Answer
$\dfrac{4\tan{x}\cos^2{x}-2\tan{x}}{1-\tan^2{x}}=\sin{2x}\\\\$
Work Step by Step
Use a graphing utility to graph the given expression. (Refer to the graph below,)
Notice that the graph is identical with the graph of $\sin{2x}$.
This means that $\dfrac{4\tan{x}\cos^2{x}-2\tan{x}}{1-\tan^2{x}}=\sin{(2x)}$.

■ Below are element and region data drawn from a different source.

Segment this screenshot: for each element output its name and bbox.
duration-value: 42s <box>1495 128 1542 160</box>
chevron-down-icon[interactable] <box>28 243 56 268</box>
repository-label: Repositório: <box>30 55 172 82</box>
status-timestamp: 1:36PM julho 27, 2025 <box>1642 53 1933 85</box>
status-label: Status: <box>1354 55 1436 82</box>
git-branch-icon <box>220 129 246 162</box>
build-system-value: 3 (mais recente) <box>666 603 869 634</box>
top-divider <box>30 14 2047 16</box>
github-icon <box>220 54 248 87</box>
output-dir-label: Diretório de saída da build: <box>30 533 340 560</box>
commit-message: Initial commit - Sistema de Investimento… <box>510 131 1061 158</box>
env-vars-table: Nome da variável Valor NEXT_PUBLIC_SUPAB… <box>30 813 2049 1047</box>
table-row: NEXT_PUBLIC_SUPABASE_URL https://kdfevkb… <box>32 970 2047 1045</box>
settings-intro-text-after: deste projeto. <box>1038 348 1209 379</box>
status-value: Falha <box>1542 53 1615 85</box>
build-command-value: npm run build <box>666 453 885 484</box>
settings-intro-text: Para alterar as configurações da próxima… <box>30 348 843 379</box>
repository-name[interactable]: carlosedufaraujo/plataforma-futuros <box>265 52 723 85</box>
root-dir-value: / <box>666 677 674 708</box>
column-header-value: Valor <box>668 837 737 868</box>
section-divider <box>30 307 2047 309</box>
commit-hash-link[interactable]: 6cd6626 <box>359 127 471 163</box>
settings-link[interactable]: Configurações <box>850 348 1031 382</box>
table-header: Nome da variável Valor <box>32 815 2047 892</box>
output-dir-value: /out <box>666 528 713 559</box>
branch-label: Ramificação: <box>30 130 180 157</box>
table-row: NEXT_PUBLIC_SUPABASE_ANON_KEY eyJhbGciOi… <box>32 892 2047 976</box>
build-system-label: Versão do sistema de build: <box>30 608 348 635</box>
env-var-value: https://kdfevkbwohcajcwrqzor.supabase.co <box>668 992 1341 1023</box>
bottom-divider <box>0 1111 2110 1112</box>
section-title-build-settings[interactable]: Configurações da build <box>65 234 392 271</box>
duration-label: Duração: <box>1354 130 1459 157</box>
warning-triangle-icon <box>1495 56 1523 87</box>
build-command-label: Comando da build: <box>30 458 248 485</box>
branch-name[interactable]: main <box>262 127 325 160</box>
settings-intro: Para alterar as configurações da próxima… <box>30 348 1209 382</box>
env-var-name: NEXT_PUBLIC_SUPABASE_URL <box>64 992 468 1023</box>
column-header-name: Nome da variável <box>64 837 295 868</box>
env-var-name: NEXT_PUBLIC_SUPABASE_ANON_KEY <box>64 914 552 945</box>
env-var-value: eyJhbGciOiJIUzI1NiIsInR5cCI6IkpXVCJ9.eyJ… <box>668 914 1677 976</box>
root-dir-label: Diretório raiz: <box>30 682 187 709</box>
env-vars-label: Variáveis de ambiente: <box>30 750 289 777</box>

Work on the left side of the equation above by writing each function using $\sin{x}$ and $\cos{x}$ only:
\begin{align*}
\require{cancel}
\dfrac{4\tan{x}\cos^2{x}-2\tan{x}}{1-\tan^2{x}}&=\dfrac{4\left(\frac{\sin{x}}{\cos{x}}(\cos^2{x})\right)-2\left(\frac{\sin{x}}{\cos{x}}\right)}{1-\left(\frac{\sin{x}}{\cos{x}}\right)^2}\\\\
&=\dfrac{4\sin{x}\cos{x}-\left(\frac{2\sin{x}}{\cos{x}}\right)}{1-\frac{\sin^2{x}}{\cos^2{x}}}\\\\
&=\dfrac{\frac{(4\sin{x}\cos{x})\cdot \cos{x}}{\cos{x}}-\frac{2\sin{x}}{\cos{x}}}{\frac{\cos^2{x}}{\cos^2{x}}-\frac{\sin^2{x}}{\cos^2{x}}}\\\\
&=\dfrac{\frac{4\sin{x}\cos^2{x}}{\cos{x}}-\frac{2\sin{x}}{\cos{x}}}{\frac{\cos^2{x}-\sin^2{x}}{\cos^2{x}}}\\\\
&=\dfrac{\frac{4\sin{x}\cos^2{x}-2\sin{x}}{\cos{x}}}{\frac{\cos^2{x}-\sin^2{x}}{\cos^2{x}}}\\\\
&=\dfrac{4\sin{x}\cos^2{x}-2\sin{x}}{\cos{x}} \cdot \frac{\cos^2{x}}{\cos^2{x}-\sin^2{x}}\\\\
&=\dfrac{4\sin{x}\cos^2{x}-2\sin{x}}{\cancel{\cos{x}}} \cdot \frac{\cos^\cancel{2}{x}}{\cos^2{x}-\sin^2{x}}\\\\
&=\left(4\sin{x}\cos^2{x}-2\sin{x}\right) \cdot \frac{\cos{x}}{\cos^2{x}-\sin^2{x}}\\\\
\end{align*}
Factor out $(2\sin{x})$ to obtain:
\begin{align*}
\dfrac{4\tan{x}\cos^2{x}-2\tan{x}}{1-\tan^2{x}}&=2\sin{x}\left(2\cos^2{x}-1\right) \cdot \frac{\cos{x}}{\cos^2{x}-\sin^2{x}}\\\\
\end{align*}
Recall:
(1) $2\cos^2{A}-1=\cos{(2A)}\\$
(2) $\cos^2{A}-\sin^2{A}=\cos{(2A)}$
Use the rules above to obtain:
\begin{align*}
\require{cancel}
\dfrac{4\tan{x}\cos^2{x}-2\tan{x}}{1-\tan^2{x}}&=2\sin{x}\left(\cos{2x}\right) \cdot \frac{\cos{x}}{\cos{2x}}\\\\
\dfrac{4\tan{x}\cos^2{x}-2\tan{x}}{1-\tan^2{x}}&=2\sin{x}\left(\cancel{\cos{2x}}\right) \cdot \frac{\cos{x}}{\cancel{\cos{2x}}}\\\\
\dfrac{4\tan{x}\cos^2{x}-2\tan{x}}{1-\tan^2{x}}&=2\sin{x}\cos{x}\\\\
\end{align*}
Recall:
$\sin{2x}=2\sin{x}\cos{x}$
Thus, using the rule above gives:
$$\dfrac{4\tan{x}\cos^2{x}-2\tan{x}}{1-\tan^2{x}}=\sin{2x}\\\\$$